Yusuf Raza Gilani, speaking in an exclusive interview with Reuters, also said any unilateral military action by the United States to hunt down militants of the Haqqani network inside Pakistan would be a violation of his country's sovereignty.
However, speaking from his office in Islamabad, he side-stepped a string of questions on the tense relations with the United States and offered no indications of any steps Pakistan might take to soothe the current fury in Washington.
The United States' military chief last week described the Haqqani network, the most violent faction among Taliban militants in Afghanistan, as a "veritable arm" of Pakistan's ISI spy agency and accused Islamabad of providing support for the group's Sept. 13 attack on the US embassy in Kabul.
It was the most serious allegation levelled by Washington against the nuclear-armed South Asian nation since they allied in the "war on terror" in 2001, and the first time it had held Islamabad responsible for an attack against the United States.

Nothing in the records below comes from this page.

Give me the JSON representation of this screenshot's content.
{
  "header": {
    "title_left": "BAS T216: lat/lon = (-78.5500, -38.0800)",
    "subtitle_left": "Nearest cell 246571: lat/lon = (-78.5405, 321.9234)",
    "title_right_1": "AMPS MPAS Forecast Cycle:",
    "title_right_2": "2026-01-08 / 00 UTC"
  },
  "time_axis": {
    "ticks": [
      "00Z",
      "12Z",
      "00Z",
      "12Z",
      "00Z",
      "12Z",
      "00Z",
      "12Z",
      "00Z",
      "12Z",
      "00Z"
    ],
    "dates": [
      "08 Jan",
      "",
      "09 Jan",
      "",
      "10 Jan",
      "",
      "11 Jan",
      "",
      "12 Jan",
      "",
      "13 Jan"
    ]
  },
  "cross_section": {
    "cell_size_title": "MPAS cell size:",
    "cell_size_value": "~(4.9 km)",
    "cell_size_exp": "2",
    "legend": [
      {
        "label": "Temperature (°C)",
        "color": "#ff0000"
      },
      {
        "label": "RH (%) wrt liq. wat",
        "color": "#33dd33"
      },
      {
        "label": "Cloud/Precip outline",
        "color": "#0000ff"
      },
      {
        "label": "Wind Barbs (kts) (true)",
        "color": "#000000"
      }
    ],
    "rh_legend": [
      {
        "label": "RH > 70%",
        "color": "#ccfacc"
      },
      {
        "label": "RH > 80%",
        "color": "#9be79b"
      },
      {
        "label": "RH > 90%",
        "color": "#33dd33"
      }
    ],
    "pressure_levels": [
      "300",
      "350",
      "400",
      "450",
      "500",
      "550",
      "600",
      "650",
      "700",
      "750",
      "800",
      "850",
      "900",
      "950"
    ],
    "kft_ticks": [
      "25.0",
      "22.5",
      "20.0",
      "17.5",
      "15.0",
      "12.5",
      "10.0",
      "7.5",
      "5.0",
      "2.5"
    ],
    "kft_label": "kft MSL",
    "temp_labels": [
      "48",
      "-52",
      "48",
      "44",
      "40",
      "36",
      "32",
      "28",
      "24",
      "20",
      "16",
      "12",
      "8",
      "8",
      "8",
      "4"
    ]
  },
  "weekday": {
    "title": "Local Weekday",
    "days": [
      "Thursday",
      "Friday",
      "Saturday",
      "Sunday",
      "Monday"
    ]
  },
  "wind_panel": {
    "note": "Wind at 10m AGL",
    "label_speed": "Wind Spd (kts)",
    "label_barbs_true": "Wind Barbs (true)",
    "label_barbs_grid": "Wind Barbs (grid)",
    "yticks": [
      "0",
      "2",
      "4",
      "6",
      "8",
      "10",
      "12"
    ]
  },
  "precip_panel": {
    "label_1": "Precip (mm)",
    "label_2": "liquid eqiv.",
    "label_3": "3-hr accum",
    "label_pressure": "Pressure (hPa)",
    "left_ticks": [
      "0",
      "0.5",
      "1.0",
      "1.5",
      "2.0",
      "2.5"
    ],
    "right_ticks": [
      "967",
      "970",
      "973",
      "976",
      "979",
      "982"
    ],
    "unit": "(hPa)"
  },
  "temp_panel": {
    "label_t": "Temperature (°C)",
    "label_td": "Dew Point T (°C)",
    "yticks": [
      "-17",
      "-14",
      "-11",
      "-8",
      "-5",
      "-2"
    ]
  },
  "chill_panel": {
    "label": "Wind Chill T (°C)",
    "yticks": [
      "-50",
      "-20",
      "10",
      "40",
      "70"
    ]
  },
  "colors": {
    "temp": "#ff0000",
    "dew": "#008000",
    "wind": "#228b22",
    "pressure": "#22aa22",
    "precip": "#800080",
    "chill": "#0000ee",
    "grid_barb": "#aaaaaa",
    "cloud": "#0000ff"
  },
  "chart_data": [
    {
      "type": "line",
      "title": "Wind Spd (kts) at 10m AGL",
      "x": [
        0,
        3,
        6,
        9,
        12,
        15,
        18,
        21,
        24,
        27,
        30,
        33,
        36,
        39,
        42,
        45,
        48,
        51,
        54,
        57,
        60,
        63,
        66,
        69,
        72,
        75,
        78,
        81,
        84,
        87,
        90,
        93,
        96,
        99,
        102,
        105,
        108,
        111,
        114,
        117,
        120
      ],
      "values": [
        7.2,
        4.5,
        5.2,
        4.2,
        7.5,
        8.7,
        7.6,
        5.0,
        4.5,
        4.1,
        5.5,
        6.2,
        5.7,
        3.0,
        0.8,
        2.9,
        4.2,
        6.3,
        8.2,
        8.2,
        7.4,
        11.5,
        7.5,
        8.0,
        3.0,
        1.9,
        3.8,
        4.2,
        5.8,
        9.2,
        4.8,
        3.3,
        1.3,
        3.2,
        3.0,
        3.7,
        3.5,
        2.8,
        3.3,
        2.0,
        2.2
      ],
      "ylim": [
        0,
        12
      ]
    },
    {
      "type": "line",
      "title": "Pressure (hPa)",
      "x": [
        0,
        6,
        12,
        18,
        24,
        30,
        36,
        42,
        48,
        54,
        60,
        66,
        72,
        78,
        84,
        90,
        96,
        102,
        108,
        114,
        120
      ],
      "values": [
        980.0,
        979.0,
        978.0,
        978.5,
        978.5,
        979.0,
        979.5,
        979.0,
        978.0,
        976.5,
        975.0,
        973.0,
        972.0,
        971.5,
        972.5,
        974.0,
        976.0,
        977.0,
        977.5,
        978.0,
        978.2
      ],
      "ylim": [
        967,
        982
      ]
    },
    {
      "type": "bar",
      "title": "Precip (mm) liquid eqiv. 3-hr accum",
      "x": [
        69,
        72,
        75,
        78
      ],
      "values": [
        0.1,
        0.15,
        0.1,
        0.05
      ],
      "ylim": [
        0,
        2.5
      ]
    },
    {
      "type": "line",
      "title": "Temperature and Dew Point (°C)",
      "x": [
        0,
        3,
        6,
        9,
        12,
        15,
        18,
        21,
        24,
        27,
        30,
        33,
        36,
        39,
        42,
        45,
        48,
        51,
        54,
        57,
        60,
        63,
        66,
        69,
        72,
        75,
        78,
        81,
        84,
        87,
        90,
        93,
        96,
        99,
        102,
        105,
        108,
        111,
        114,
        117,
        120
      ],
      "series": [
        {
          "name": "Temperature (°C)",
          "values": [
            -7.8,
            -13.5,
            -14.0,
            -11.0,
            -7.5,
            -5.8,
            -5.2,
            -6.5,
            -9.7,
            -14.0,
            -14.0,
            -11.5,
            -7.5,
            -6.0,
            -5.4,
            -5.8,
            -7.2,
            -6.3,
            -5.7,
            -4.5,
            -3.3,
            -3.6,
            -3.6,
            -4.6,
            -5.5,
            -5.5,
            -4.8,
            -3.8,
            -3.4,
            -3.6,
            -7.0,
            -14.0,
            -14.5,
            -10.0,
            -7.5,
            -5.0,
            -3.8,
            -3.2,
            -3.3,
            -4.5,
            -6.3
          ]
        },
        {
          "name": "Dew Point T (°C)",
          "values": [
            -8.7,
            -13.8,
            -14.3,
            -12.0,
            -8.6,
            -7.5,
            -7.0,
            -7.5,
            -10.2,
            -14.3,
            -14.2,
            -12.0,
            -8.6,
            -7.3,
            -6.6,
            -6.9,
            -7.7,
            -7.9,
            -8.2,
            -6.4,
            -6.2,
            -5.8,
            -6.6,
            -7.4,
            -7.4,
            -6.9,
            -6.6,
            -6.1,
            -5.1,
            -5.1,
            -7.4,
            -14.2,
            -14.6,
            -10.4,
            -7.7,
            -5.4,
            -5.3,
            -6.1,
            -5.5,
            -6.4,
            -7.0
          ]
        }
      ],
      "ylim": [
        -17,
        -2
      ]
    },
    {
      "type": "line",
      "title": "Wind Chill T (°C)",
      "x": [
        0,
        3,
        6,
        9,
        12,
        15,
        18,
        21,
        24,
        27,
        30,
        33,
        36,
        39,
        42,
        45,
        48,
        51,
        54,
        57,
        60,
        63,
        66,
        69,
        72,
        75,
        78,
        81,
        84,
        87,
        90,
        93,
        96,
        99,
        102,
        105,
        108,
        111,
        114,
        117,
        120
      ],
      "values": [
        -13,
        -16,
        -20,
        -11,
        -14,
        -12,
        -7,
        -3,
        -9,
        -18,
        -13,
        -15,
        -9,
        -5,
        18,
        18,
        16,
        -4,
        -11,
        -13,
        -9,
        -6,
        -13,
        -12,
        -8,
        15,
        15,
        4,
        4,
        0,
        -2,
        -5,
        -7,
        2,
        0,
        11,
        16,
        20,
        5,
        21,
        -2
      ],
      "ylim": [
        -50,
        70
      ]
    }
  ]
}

"The negative messaging, naturally that is disturbing my people," Gilani said in the interview. "If there is messaging that is not appropriate to our friendship, then naturally it is extremely difficult to convince my public. Therefore they should be sending positive messages."
Asked for his view on why the United States had suddenly ratcheted up its criticism of Pakistan, he implied that it reflected frustration with the war in Afghanistan ahead of a withdrawal of US troops from the country in 2014.
"Certainly they expected more results from Afghanistan, which they have not been able to achieve as yet," he said. "They have not achieved what they visualised."
Rejecting allegations that Islamabad was behind any violence across its border, he said: "It is in the interest of Pakistan to have a stable Afghanistan".
Gilani said Washington should provide the "political space" for his government to convince a sceptical Pakistani public of the value of a relationship with the United States.
However, anti-Americanism is rampant in Pakistan and reached new heights after US Navy SEALs killed al Qaeda leader Osama bin Laden at his Pakistan townhouse hideout in May.
A Pew Research Center survey of Pakistanis in June found that 69% saw Washington as an enemy and 47% were "very" worried about a military threat from the United States.
Gilani said anti-Americanism in Pakistan was partly a result of an "imbalance" between Washington's relationship with India and Pakistan.
Much of the Pakistani public believes that since the end of the Cold War, the United States has tilted towards India, which has fought three wars with Pakistan since the violent partition of the subcontinent in 1947.
Gilani pointed out that Washington had struck a deal on civilian nuclear cooperation with New Delhi but not Islamabad.
"There is an acute shortage of electricity in Pakistan. And there are riots. And the opposition is playing to the gallery because there is a shortage of electricity," he said.
"But they (the United States) are doing the civilian nuclear deal not with Pakistan, but with India. Now how can I convince my public that they are your (Pakistan's) friends and not the friends of India? ... the perception matters."
Asked how Islamabad would respond if there was a unilateral military operation by the United States inside Pakistan to go after the Haqqanis, Gilani responded: "We are a sovereign country. How can they come and raid in our country?"
He said Islamabad had conveyed to US Secretary of State Hillary Clinton that such unilateral action "will not be acceptable to Pakistan".
"We want to maintain relations with the United States, but at the same time, we have to protect the sovereignty of the country," he added.
The Haqqanis' leader told Reuters last week that the group is no longer based in the tribal mountainous Pakistani region of North Waziristan and feels secure operating in Afghanistan. However, analysts say it still enjoys sanctuaries in Pakistan.